Into The Future: Deep Learning Apps That Can Target Malware Become A Possibility
As per the tech available today, unless and until a programmer tells a program that something’s malicious, malware killing programs are unable to do their job well. However, what if the programs we use had the ability to identify malware on their own? Fortunately, this is no longer a case of what if.
Some companies are in fact, trying to develop a technology that gives programs the ability to identify malicious software. They call this technology ‘Deep Learning’ which takes inspiration from the human mind.
Deep learning is based on neural networks with perceptron being the fundamental unit of these networks. Similar to neurons, perceptrons do not do much on their own but become powerful when linked together as each perceptron performs some algebraic function by taking in numerical inputs. If the result is above a particular threshold, it returns 1 and if not, it gives a 0. However, ever if a programmer designs the program to evolve before each new contagion or alters a few lines of code, computer malware often manages to find its way through antivirus software.
A better way of catching such harmful code is offered by feigned neural grids. These grids or networks use malicious and non-malicious file examples to recognize the characteristics of malicious code. They also make use of the deep learning approach which necessitates multiple-layered simulated neurons network training. According to its developers, the deep learning software does a significantly better job of catching malware than existing antivirus software. Although these claims have not been verified as of yet, some people have explored the usage of deep learning and most of them find the results satisfactory when it comes to winning the battle against malicious software.

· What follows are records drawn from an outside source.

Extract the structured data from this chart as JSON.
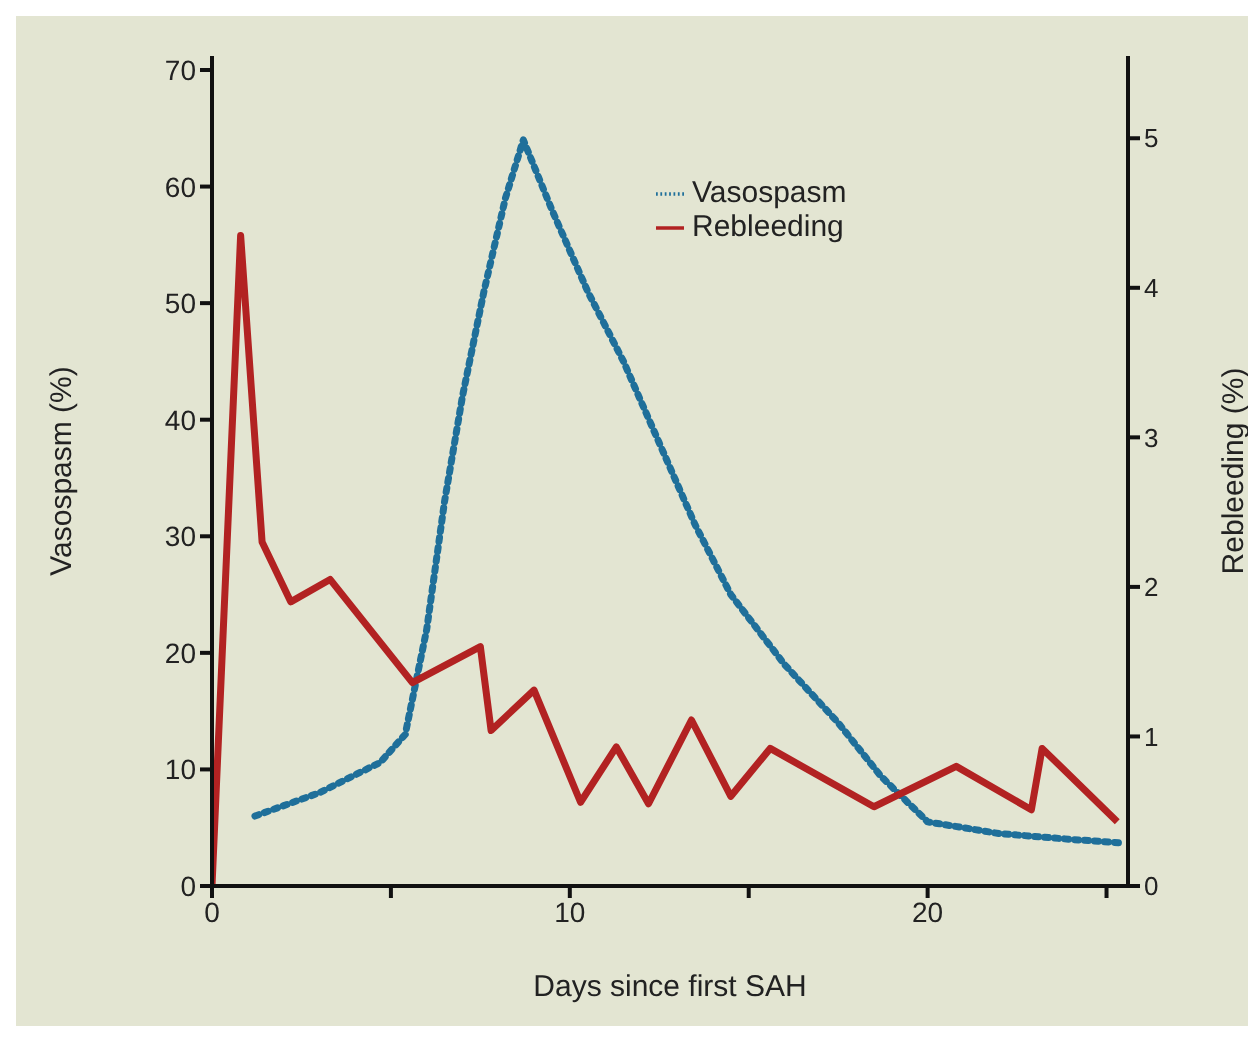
{
  "chart_data": {
    "type": "line",
    "xlabel": "Days since first SAH",
    "ylabel": "Vasospasm (%)",
    "y2label": "Rebleeding (%)",
    "xlim": [
      0,
      25.6
    ],
    "xticks": [
      0,
      {
        "value": 5,
        "label": null
      },
      10,
      {
        "value": 15,
        "label": null
      },
      20,
      {
        "value": 25,
        "label": null
      }
    ],
    "ylim": [
      0,
      71.2
    ],
    "yticks": [
      0,
      10,
      20,
      30,
      40,
      50,
      60,
      70
    ],
    "y2lim": [
      0,
      5.55
    ],
    "y2ticks": [
      0,
      1,
      2,
      3,
      4,
      5
    ],
    "legend": "top",
    "marker": "none",
    "series": [
      {
        "name": "Vasospasm",
        "color": "#1f6f9a",
        "line_style": "dotted",
        "x": [
          1.2,
          3,
          4.7,
          5.4,
          6,
          6.5,
          7,
          7.6,
          8.2,
          8.7,
          9.5,
          10.5,
          11.5,
          12.5,
          13.5,
          14.5,
          16,
          17.5,
          18.7,
          20,
          22,
          24,
          25.4
        ],
        "values": [
          6,
          8,
          10.6,
          13,
          22,
          33,
          42,
          51,
          59,
          64,
          58,
          51,
          45,
          38,
          31,
          25,
          19,
          14,
          9.4,
          5.5,
          4.5,
          4,
          3.7
        ]
      },
      {
        "name": "Rebleeding",
        "color": "#b22222",
        "line_style": "solid",
        "axis": "y2",
        "x": [
          0,
          0.8,
          1.4,
          2.2,
          3.3,
          5.6,
          7.5,
          7.8,
          9,
          10.3,
          11.3,
          12.2,
          13.4,
          14.5,
          15.6,
          18.5,
          20.8,
          22.9,
          23.2,
          25.3
        ],
        "values": [
          0,
          4.35,
          2.3,
          1.9,
          2.05,
          1.36,
          1.6,
          1.04,
          1.31,
          0.56,
          0.93,
          0.55,
          1.11,
          0.6,
          0.92,
          0.53,
          0.8,
          0.51,
          0.92,
          0.43
        ]
      }
    ]
  }
}
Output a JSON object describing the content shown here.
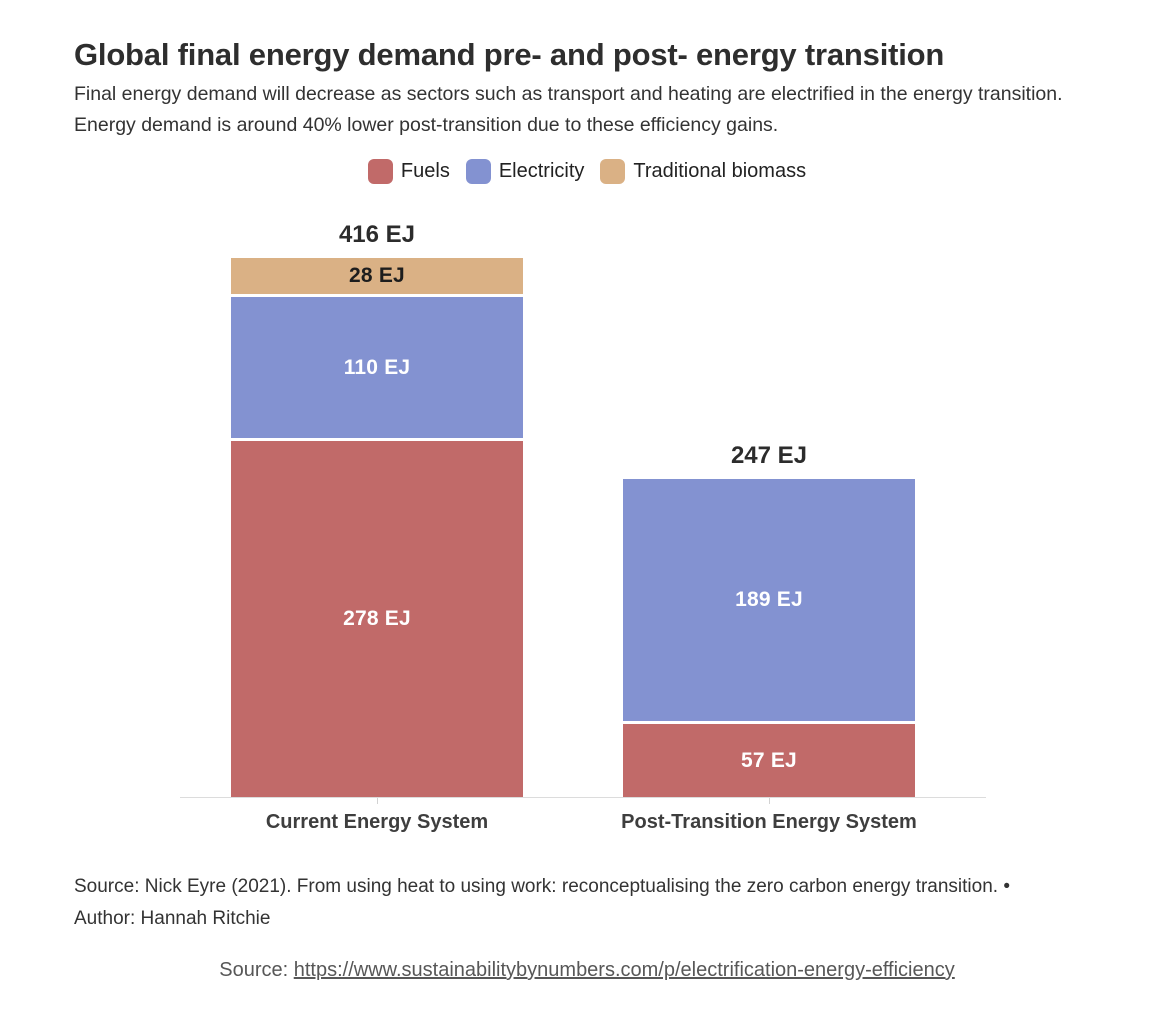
{
  "page": {
    "title": "Global final energy demand pre- and post- energy transition",
    "subtitle": "Final energy demand will decrease as sectors such as transport and heating are electrified in the energy transition. Energy demand is around 40% lower post-transition due to these efficiency gains.",
    "footer_line1": "Source: Nick Eyre (2021). From using heat to using work: reconceptualising the zero carbon energy transition. •",
    "footer_line2": "Author: Hannah Ritchie",
    "bottom_source_prefix": "Source: ",
    "bottom_source_link": "https://www.sustainabilitybynumbers.com/p/electrification-energy-efficiency"
  },
  "chart_data": {
    "type": "bar",
    "stacked": true,
    "title": "Global final energy demand pre- and post- energy transition",
    "unit": "EJ",
    "categories": [
      "Current Energy System",
      "Post-Transition Energy System"
    ],
    "series": [
      {
        "name": "Fuels",
        "color": "#c16a69",
        "label_color": "#ffffff",
        "values": [
          278,
          57
        ]
      },
      {
        "name": "Electricity",
        "color": "#8392d1",
        "label_color": "#ffffff",
        "values": [
          110,
          189
        ]
      },
      {
        "name": "Traditional biomass",
        "color": "#dab185",
        "label_color": "#1d1d1d",
        "values": [
          28,
          0
        ]
      }
    ],
    "totals": [
      416,
      247
    ],
    "total_labels": [
      "416 EJ",
      "247 EJ"
    ],
    "segment_labels": [
      [
        "278 EJ",
        "110 EJ",
        "28 EJ"
      ],
      [
        "57 EJ",
        "189 EJ"
      ]
    ],
    "legend": [
      "Fuels",
      "Electricity",
      "Traditional biomass"
    ],
    "legend_position": "top",
    "grid": false,
    "y_axis_visible": false,
    "ylim": [
      0,
      440
    ]
  }
}
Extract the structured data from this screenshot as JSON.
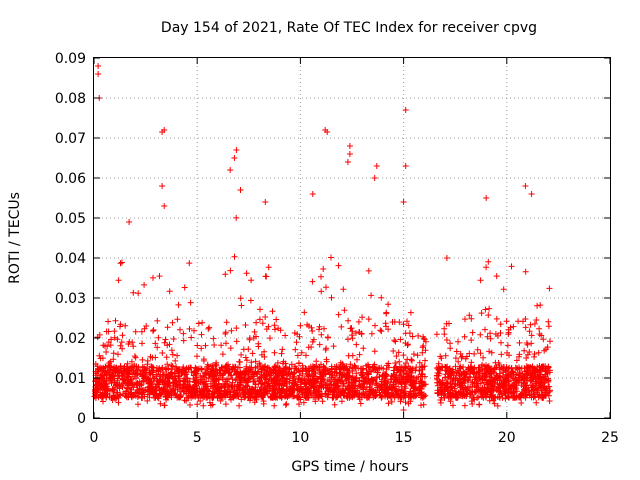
{
  "chart_data": {
    "type": "scatter",
    "title": "Day 154 of 2021, Rate Of TEC Index for receiver cpvg",
    "xlabel": "GPS time / hours",
    "ylabel": "ROTI / TECUs",
    "xlim": [
      0,
      25
    ],
    "ylim": [
      0,
      0.09
    ],
    "x_ticks": [
      0,
      5,
      10,
      15,
      20,
      25
    ],
    "x_tick_labels": [
      "0",
      "5",
      "10",
      "15",
      "20",
      "25"
    ],
    "y_ticks": [
      0,
      0.01,
      0.02,
      0.03,
      0.04,
      0.05,
      0.06,
      0.07,
      0.08,
      0.09
    ],
    "y_tick_labels": [
      "0",
      "0.01",
      "0.02",
      "0.03",
      "0.04",
      "0.05",
      "0.06",
      "0.07",
      "0.08",
      "0.09"
    ],
    "grid": true,
    "marker": "+",
    "color": "#ff0000",
    "x_range_with_data": [
      [
        0,
        16.1
      ],
      [
        16.6,
        22.1
      ]
    ],
    "baseline_band": [
      0.005,
      0.013
    ],
    "notable_points": [
      {
        "x": 0.2,
        "y": 0.088
      },
      {
        "x": 0.2,
        "y": 0.086
      },
      {
        "x": 0.25,
        "y": 0.08
      },
      {
        "x": 3.4,
        "y": 0.072
      },
      {
        "x": 3.3,
        "y": 0.0715
      },
      {
        "x": 3.3,
        "y": 0.058
      },
      {
        "x": 3.4,
        "y": 0.053
      },
      {
        "x": 6.9,
        "y": 0.067
      },
      {
        "x": 6.8,
        "y": 0.065
      },
      {
        "x": 6.6,
        "y": 0.062
      },
      {
        "x": 7.1,
        "y": 0.057
      },
      {
        "x": 11.2,
        "y": 0.072
      },
      {
        "x": 11.3,
        "y": 0.0715
      },
      {
        "x": 12.4,
        "y": 0.068
      },
      {
        "x": 12.4,
        "y": 0.066
      },
      {
        "x": 12.3,
        "y": 0.064
      },
      {
        "x": 13.7,
        "y": 0.063
      },
      {
        "x": 13.6,
        "y": 0.06
      },
      {
        "x": 15.1,
        "y": 0.077
      },
      {
        "x": 15.1,
        "y": 0.063
      },
      {
        "x": 15.0,
        "y": 0.054
      },
      {
        "x": 10.6,
        "y": 0.056
      },
      {
        "x": 20.9,
        "y": 0.058
      },
      {
        "x": 21.2,
        "y": 0.056
      },
      {
        "x": 19.0,
        "y": 0.055
      },
      {
        "x": 1.7,
        "y": 0.049
      },
      {
        "x": 8.3,
        "y": 0.054
      },
      {
        "x": 17.1,
        "y": 0.04
      },
      {
        "x": 15.0,
        "y": 0.002
      }
    ],
    "activity_envelope": [
      {
        "x": 0.0,
        "max": 0.025
      },
      {
        "x": 0.5,
        "max": 0.018
      },
      {
        "x": 1.0,
        "max": 0.035
      },
      {
        "x": 1.5,
        "max": 0.045
      },
      {
        "x": 2.0,
        "max": 0.03
      },
      {
        "x": 2.5,
        "max": 0.04
      },
      {
        "x": 3.0,
        "max": 0.045
      },
      {
        "x": 3.5,
        "max": 0.042
      },
      {
        "x": 4.0,
        "max": 0.036
      },
      {
        "x": 4.5,
        "max": 0.04
      },
      {
        "x": 5.0,
        "max": 0.043
      },
      {
        "x": 5.5,
        "max": 0.03
      },
      {
        "x": 6.0,
        "max": 0.014
      },
      {
        "x": 6.5,
        "max": 0.045
      },
      {
        "x": 7.0,
        "max": 0.055
      },
      {
        "x": 7.5,
        "max": 0.04
      },
      {
        "x": 8.0,
        "max": 0.038
      },
      {
        "x": 8.5,
        "max": 0.043
      },
      {
        "x": 9.0,
        "max": 0.03
      },
      {
        "x": 9.5,
        "max": 0.02
      },
      {
        "x": 10.0,
        "max": 0.025
      },
      {
        "x": 10.5,
        "max": 0.045
      },
      {
        "x": 11.0,
        "max": 0.04
      },
      {
        "x": 11.5,
        "max": 0.045
      },
      {
        "x": 12.0,
        "max": 0.036
      },
      {
        "x": 12.5,
        "max": 0.04
      },
      {
        "x": 13.0,
        "max": 0.032
      },
      {
        "x": 13.5,
        "max": 0.045
      },
      {
        "x": 14.0,
        "max": 0.038
      },
      {
        "x": 14.5,
        "max": 0.028
      },
      {
        "x": 15.0,
        "max": 0.04
      },
      {
        "x": 15.5,
        "max": 0.025
      },
      {
        "x": 16.0,
        "max": 0.02
      },
      {
        "x": 16.8,
        "max": 0.025
      },
      {
        "x": 17.5,
        "max": 0.033
      },
      {
        "x": 18.0,
        "max": 0.03
      },
      {
        "x": 18.5,
        "max": 0.035
      },
      {
        "x": 19.0,
        "max": 0.045
      },
      {
        "x": 19.5,
        "max": 0.038
      },
      {
        "x": 20.0,
        "max": 0.045
      },
      {
        "x": 20.5,
        "max": 0.042
      },
      {
        "x": 21.0,
        "max": 0.05
      },
      {
        "x": 21.5,
        "max": 0.045
      },
      {
        "x": 22.0,
        "max": 0.035
      }
    ]
  }
}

The network that deep learning contains can appropriately identify new examples when it is fed with a sizeable amount of malware and non-malware examples. Deep learning systems can then tell if a file bears similarity to a malware that already exists. This is where it surges ahead of the existing antivirus software. An alteration in the coding it uses can easily fool existing antivirus software whereas it is difficult to do the same with deep learning systems.
Taking all the above-mentioned things into consideration, it is easy to see why deep learning is seen as the next step in improved software security. Today, a growing number of startups and large tech companies are aggressively pursuing deep learning. The performances of voice recognition software and handwriting recognition are two things the deep learning approach has already improved. Additionally, it’s being used for many complex tasks.
If organizations use tools that learn without training, they will be better placed to protect themselves. This simply means eliminating the system’s need for human instructions to identify normal behavior or traffic in a server or application. When this dependency on human instructions is eliminated, systems will be able to automatically identify unusual or abnormal usage patterns.
The good news is that we are close to achieving that and it won’t be long before deep learning apps that can target malware become a possibility.